Sou um democrata por formação. Vivi 21 anos de ditadura, praticamente toda a minha adolescência e boa parte da juventude. Sei, portanto, na prática, o que significa viver sob censura, vigiado e sujeito às penas de um Estado totalitário.

Mesmo assim, acredito que há casos em que as decisões precisam ser impostas. Situação emblemática, a solicitar providências urgentes dos poderes públicos constituídos é o sequestro das nossas crianças e jovens pelas redes sociais.

Não há mais justificativa para nos mantermos inertes, enquanto avança esse apoderamento das mentes infantojuvenis por manipuladores inescrupulosos e mercenários irresponsáveis.
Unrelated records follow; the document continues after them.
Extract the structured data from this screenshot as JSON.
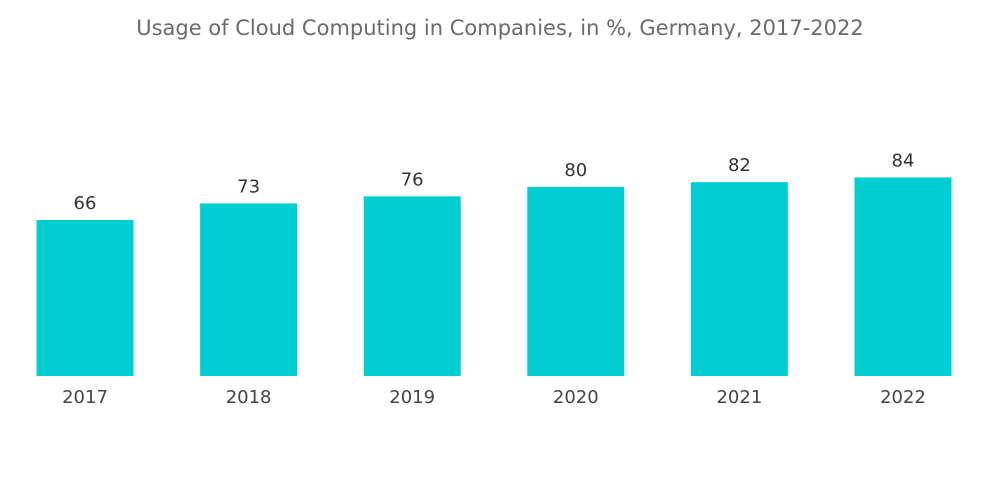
{
  "chart_data": {
    "type": "bar",
    "title": "Usage of Cloud Computing in Companies, in %, Germany, 2017-2022",
    "categories": [
      "2017",
      "2018",
      "2019",
      "2020",
      "2021",
      "2022"
    ],
    "values": [
      66,
      73,
      76,
      80,
      82,
      84
    ],
    "xlabel": "",
    "ylabel": "",
    "ylim": [
      0,
      100
    ],
    "grid": false,
    "data_labels": true,
    "colors": {
      "bar": "#00CED1"
    }
  }
}
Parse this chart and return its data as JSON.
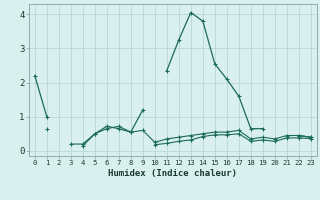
{
  "xlabel": "Humidex (Indice chaleur)",
  "x": [
    0,
    1,
    2,
    3,
    4,
    5,
    6,
    7,
    8,
    9,
    10,
    11,
    12,
    13,
    14,
    15,
    16,
    17,
    18,
    19,
    20,
    21,
    22,
    23
  ],
  "line1": [
    2.2,
    1.0,
    null,
    null,
    0.15,
    0.5,
    0.72,
    0.65,
    0.55,
    1.2,
    null,
    2.35,
    3.25,
    4.05,
    3.8,
    2.55,
    2.1,
    1.6,
    0.65,
    0.65,
    null,
    null,
    0.45,
    0.4
  ],
  "line3": [
    null,
    0.65,
    null,
    0.2,
    0.2,
    0.5,
    0.65,
    0.72,
    0.55,
    0.6,
    0.25,
    0.35,
    0.4,
    0.45,
    0.5,
    0.55,
    0.55,
    0.6,
    0.35,
    0.4,
    0.35,
    0.45,
    0.45,
    0.4
  ],
  "line4": [
    null,
    null,
    null,
    null,
    null,
    null,
    null,
    null,
    null,
    null,
    0.18,
    0.22,
    0.28,
    0.32,
    0.42,
    0.47,
    0.47,
    0.5,
    0.28,
    0.32,
    0.28,
    0.38,
    0.38,
    0.36
  ],
  "line_color": "#1a6b5a",
  "bg_color": "#daf0ee",
  "grid_color": "#b8d8d4",
  "ylim": [
    -0.15,
    4.3
  ],
  "xlim": [
    -0.5,
    23.5
  ]
}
Não é mais possível tolerar, em nome de uma suposta liberdade de expressão, que uma ação simultânea e coordenada de submissão da vontade, seja negligenciada. Não é mais possível acatar discursos levianos de proteção de direitos, quando esses direitos são utilizados de maneira perversa e covarde.

A gravidade da situação se revela, por exemplo, nos lares, escolas ou mesmo em locais públicos, quando percebemos crianças e jovens terem reações histéricas, ao serem privados de seus celulares. Basta uma simples troca de palavras com psicólogos para termos relatos apavorantes da evolução de um estado de insanidade provocado por um condicionamento irracional às redes. Não acredito em ações paulatinas no combate aos crimes cometidos na internet.

Estamos diante de um incêndio alimentado permanentemente por um combustível altamente inflamável. Não há solução possível, senão o corte pronto e simples da fonte de tamanha tragédia, aliás enquanto houver alguém ainda suficientemente livre para tomar a iniciativa. A questão tem tomado tamanha proporção que uma democracia modelar, como a norte-americana, começa a tratar seriamente de banir das salas de aula os smartphones, mesmo em estados com perfis políticos tão diferentes como a Flórida e a Califórnia.

No Brasil, ainda estamos muito focados em prevenir fake news com intenções políticas, enquanto proliferam a jogatina, a enganação, os golpes, a manipulação, a indução e a picaretagem de maneira generalizada, em nome de oportunidades de ganhar dinheiro e fazer sucesso.

Como em toda a ação desonesta bem-sucedida, o segredo sempre estará em contar com a cumplicidade da vítima. E não há ambiente mais conveniente para se promover essa cumplicidade provocada do que a internet, onde é fácil trabalhar o imaginário e se valer de uma aparente sensação de inviolabilidade das vítimas.

Sim, é verdade que o monstro se tornou suficientemente monstruoso a ponto de gerar uma paralisia geral em quem deveria agir. Mas temos de quebrar essa letargia e encontrar uma maneira de reassumir o controle da situação.

Nenhuma sociedade resiste a tamanha liberalidade nas formas de influenciar sua população mais vulnerável. Uma nação tem suas peculiaridades culturais e elas precisam ser preservadas, seus valores precisam ser protegidos e, principalmente, as crianças e os jovens, que construirão a história de seu futuro, precisam de uma formação adequada. Entregar tudo isso a interesses particulares, administrados por gente de má-fé, é um atentado à soberania.

Precisamos com urgência de um processo de reeducação para a vida, através de uma radical desintoxicação digital. Ou caminhamos céleres para nos tornarmos uma nação de zumbis cibernéticos.